Nasıl olsa 35’inde iyileşecek!
Doktorlar kan hastalığı yüzünden soğuk yerde kalmaması gerektiğini söylüyor. Bolu çok soğuk bir yer ve soğuk hava onun için hayati tehlike oluşturuyor. ‘Kan hastalığı 35’inden sonra iyileşecek’ denilerek tedavisi de yapılmıyor. Bu karar Adalet Bakanlığı tarafından veriliyor. Düşman hukuku uygulanıyor, Civan’ın sıcak bir bölgeye sevki yapılmayarak adeta işkence yapılıyor. Sevk için yaptığımız tüm başvurulara ilgisiz cevaplar veriyorlar. ‘Burada bırakalım, bir an önce ölsün’ düşüncesi hakim.”
Saz çalıyor, sıra kemanda
Her şeye rağmen Civan’ın moralinin çok yüksek olduğunu vurgulayan Boltan, “Civan bu devleti iyi tanıyor ve her şeyin bilincindedir. Tüm sağlık sorunlarına rağmen yaşama dört elle sarılıyor. Tek eliyle saz çalmayı öğrenmiş ve şimdi de keman çalmayı öğrenmeye çalışıyor. Yaşamaya olan bağlılığı ve aşkı bizlere moral oluyor” diyor.
İçeride tutsaklara dışarıda ailelere işkence yapıldığını kaydeden Boltan, ”Görüşlerde, telefon görüşmelerimizde çok farklı uygulamalara ve zorluklara maruz bırakılıyoruz.
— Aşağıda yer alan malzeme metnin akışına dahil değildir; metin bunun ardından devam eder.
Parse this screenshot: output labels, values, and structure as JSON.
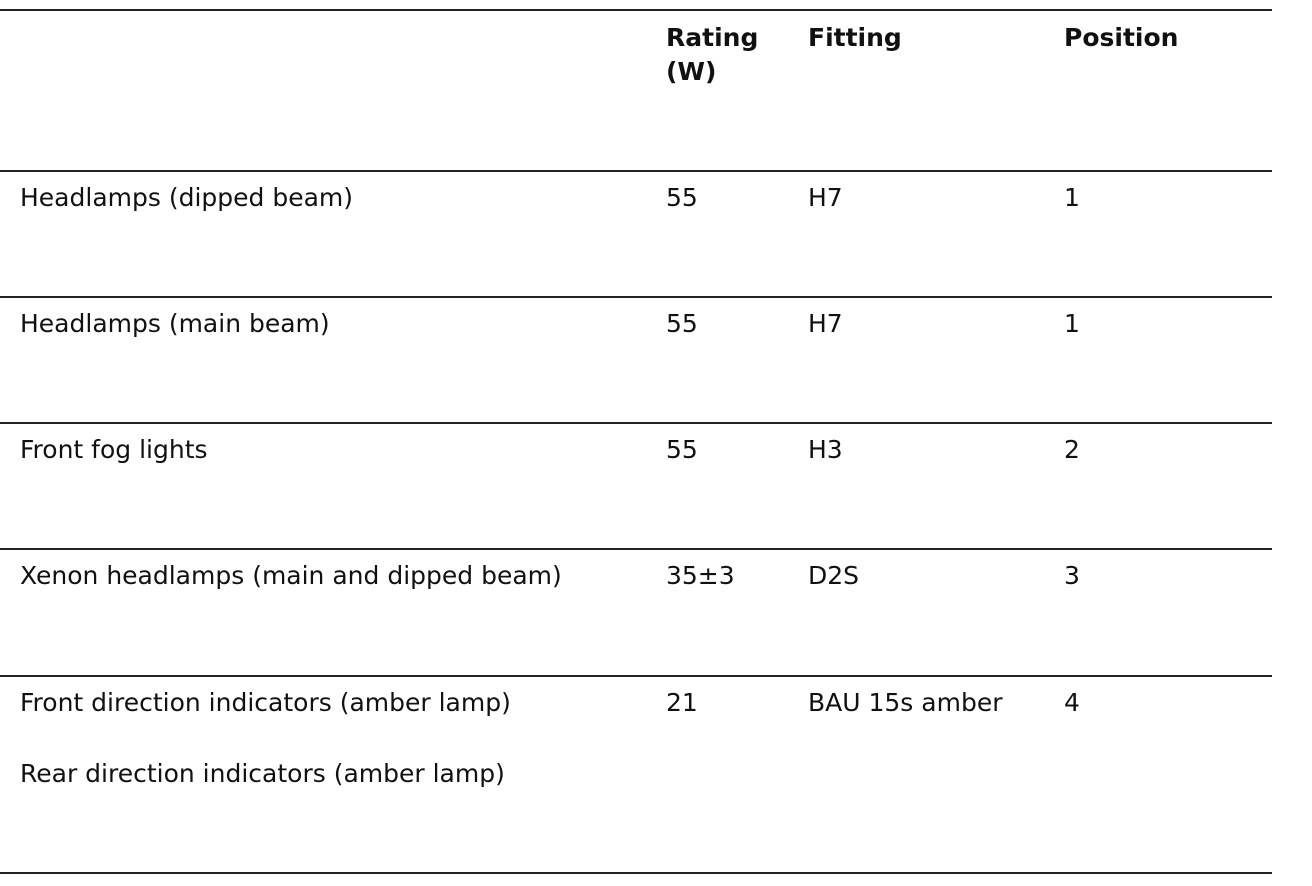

Her şeye rağmen onların haklarını sonuna kadar savunacak ve direneceğiz” diye belirtiyor.
Sesleri olacağız
Cezaevlerinde açlık grevleri başladığından bu yana baskıların da arttığının altını çizen Boltan, şunları ekliyor: ”Artık gece bile arama adıyla koğuşlara baskınlar yapılıyor. Yazı çalışmalarına ‘inceleyeceğiz’ diyerek el konuluyor. Özellikle Kürtçe yazıları ‘biz anlamıyoruz’ diyerek alınıyor. Türkçe yazılar da ise ‘özgürlük, demokrasi’ kavramını gördüklerinde alıyorlar. Açlık grevlerinde olan eylemcilerin talepleri bizlerin de talepleridir. Sessizlik, zindandaki tutsakların üzerindeki baskının daha çok artmasına neden olacaktır. Aileleri olarak onların sesi olacağız. Talepleri ve eylemlerini her yerde duyuracağız.”